Tersebutlah internet sebagai salah satu penemuan paling mutakhir abad 20. Kehadirannya di Indonesia awal 90-an, di mana Soeharto masih memegang tampuk kekuasaan, mampu menjadi jalan tikus untuk mengabarkan perlawanan. Sebab di internet, pengawasan yang dilakukan pemerintah sebelumnya melalui tayangan televisi, media cetak, atau radio, dirasa tidak terlalu ketat. Diskusi politik dilakukan melalui mailing list (milis), di mana hal tersebut kurang memungkinkan jika dilakukan melalui media arus utama atau bahkan digelar di ruang publik. Meski bukan satu-satunya jalan mengantarkan Soeharto pada senjakala kekuasaannya, internet—meminjam Geert Lovink—melalui jejaringnya tidak hanya mampu mengakhiri sejarah, melainkan memproduksi sesuatu sesuai jalur politiknya.[1]
Berkaca pada realitas hari ini, di mana internet menyaru sebagai bahasa sehari-hari dalam berkomunikasi melalui ragam platform berjejaring yang tersedia, menarik kemudian menyoal kembali bentuk ‘perlawanan’ terhadap arus utama—baik secara langsung maupun tidak. Belum pudar di ingatan tentang munculnya idola-idola baru yang tenar melalui ragam platform tersebut. Di tahun 2016 misalnya, santer terdengar adagium “Youtube lebih dari Tv, boom!” yang dilontarkan para youtuber. Atau di Instagram, para idola ini lebih dikenal sebagai selebgram di mana jumlah pengikut (follower) mencapai puluhan ribu. Para mikro-seleb ini semacam memiliki jalan pintas untuk menjadi tenar tanpa melalui agensi—seperti yang dilakukan kebanyakan selebritas papan atas. Mengacu Lovink, kehadiran mikro-seleb ini menunjukkan perlawanan tersendiri yang diakomodir oleh jejaring dunia maya. Dalam artian, perlawanan tidak melulu mengenai menumbangkan orde, melainkan mencari jalan baru untuk mendapatkan posisi juga merupakan bentuk resistensi. Sebab, mereka mampu menghimpun massa dan menyebarkan pengaruhnya.
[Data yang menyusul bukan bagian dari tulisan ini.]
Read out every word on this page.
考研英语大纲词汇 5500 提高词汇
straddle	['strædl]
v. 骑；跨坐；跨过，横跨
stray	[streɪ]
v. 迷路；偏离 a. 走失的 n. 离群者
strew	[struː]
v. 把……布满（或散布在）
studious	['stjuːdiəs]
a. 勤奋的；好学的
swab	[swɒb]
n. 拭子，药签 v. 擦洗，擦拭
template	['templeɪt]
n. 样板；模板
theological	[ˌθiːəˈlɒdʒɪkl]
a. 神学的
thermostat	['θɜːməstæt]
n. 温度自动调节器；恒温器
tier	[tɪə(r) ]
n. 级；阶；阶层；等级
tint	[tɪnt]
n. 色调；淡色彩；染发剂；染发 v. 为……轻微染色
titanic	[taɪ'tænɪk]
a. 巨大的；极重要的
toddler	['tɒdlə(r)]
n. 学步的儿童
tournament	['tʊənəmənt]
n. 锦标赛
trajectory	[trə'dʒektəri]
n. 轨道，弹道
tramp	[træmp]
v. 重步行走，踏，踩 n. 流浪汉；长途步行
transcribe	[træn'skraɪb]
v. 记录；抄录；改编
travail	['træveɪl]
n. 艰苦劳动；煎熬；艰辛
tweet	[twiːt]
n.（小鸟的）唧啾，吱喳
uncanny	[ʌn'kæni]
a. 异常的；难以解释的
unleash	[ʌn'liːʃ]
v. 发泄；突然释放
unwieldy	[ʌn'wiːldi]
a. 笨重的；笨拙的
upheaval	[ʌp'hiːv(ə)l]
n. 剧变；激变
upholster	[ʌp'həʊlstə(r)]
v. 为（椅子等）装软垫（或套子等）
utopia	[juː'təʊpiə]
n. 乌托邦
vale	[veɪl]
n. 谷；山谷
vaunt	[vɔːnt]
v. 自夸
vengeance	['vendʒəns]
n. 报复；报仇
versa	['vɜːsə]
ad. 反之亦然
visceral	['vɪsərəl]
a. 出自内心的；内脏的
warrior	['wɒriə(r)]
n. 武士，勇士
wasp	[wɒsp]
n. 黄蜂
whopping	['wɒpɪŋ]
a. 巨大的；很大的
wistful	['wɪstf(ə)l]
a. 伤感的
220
Lantas, apa hubungannya paparan demikian dengan seni rupa? Alih-alih sifat internet yang demokratis, di mana siapa pun dapat menjadi apa pun, pola tersebut di atas terjadi pula pada laku perupa muda hari ini. Melalui Instagram, platform berjejaring berbasis visual ini cukup digandrungi untuk mendistribusikan karyanya. Banyak bermunculan kemudian nama-nama yang cukup asing di medan sosial seni rupa Yogyakarta namun gemanya sudah sampai ke belahan lain dunia. Fenomena ini seakan menggoyahkan status quo medan seni rupa kurang lebih tiga dekade ke belakang. Lebih jauh, geliat perupa muda di jejaring Instagram seolah membongkar patronase yang terjadi. Katakanlah, berpameran di ruang-ruang berlabel ‘angker’ seperti Cemeti, Kedai Kebun Forum, diliput oleh Tempo, dan sebagainya, bukan lagi menjadi jalan satu-satunya yang harus ditempuh untuk ‘diakui’ sebagai seniman. Tentu saja, asumsi demikian perlu diteliti lebih dalam agar tidak menimbulkan kerancuan dan berhenti pada sinisme belaka atau simplifikasi terhadap fenomena. Lantas, bagaimana proses pentahbisan sebagai seorang seniman di Instagram? Menggunakan pendekatan milik Pierre Bourdieu, tulisan ini mencoba mendedah singgungan yang terjadi antara internet dengan medan seni rupa di Yogyakarta kaitannya dengan pentahbisan.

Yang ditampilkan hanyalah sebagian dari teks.